|Authors||Dann GC, Squires MH, Postlewait LM, Kooby DA, Poultsides GA, Weber SM, Bloomston M, Fields RC, Pawlik TM, Votanopoulos KI, Schmidt CR, Ejaz A, Acher AW, Worhunsky DJ, Saunders N, Levine EA, Jin LX, Cho CS, Winslow ER, Russell MC, Cardona K, Staley CA, Maithel SK|
|Journal||J Surg Oncol Volume: 112 Issue: 2 Pages: 195-202|
|Publish Date||2015 Aug|
Jejunostomy feeding tubes (J-tubes) are often placed during resection for gastric adenocarcinoma (GAC). Their effect on postoperative complications and receipt of adjuvant therapy is unclear.Patients who underwent curative-intent resection of GAC at seven institutions of the U.S. Gastric Cancer Collaborative from 2000 to 2012 were identified. The associations of J-tubes with postoperative complications and receipt of adjuvant therapy were determined.Of 837 patients, 265 (32%) received a J-tube. Patients receiving J-tubes demonstrated greater incidence of preoperative weight loss, lower BMI, greater extent of resection, and more advanced TNM stage.
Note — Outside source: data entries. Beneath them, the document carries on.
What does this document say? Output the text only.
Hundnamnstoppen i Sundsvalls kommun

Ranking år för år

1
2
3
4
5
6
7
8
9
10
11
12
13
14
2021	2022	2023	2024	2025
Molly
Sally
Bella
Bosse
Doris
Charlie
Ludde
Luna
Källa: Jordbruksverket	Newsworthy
J-tube placement was associated with increased infectious complications (36% vs. 19%; P < 0.001), including surgical-site (14% vs. 6%; P < 0.001) and deep intra-abdominal (11% vs. 4%; P < 0.001) infections. On multivariate analysis, J-tubes remained independently associated with increased risk of infectious complications (all: HR = 1.93; P = 0.001; surgical-site: HR = 2.85; P = 0.001; deep intra-abdominal: HR = 2.13; P = 0.04). J-tubes were not associated with increased receipt of adjuvant therapy (HR = 0.82; P = 0.34). Subset analyses of patients undergoing total and subtotal gastrectomy similarly demonstrated an association of J-tubes with increased risk of infectious outcomes and no association with increased receipt of adjuvant therapy.J-tube placement after resection of gastric adenocarcinoma is associated with increased postoperative infectious outcomes and is not associated with increased receipt of adjuvant therapy. Selective use of J-tubes is recommended.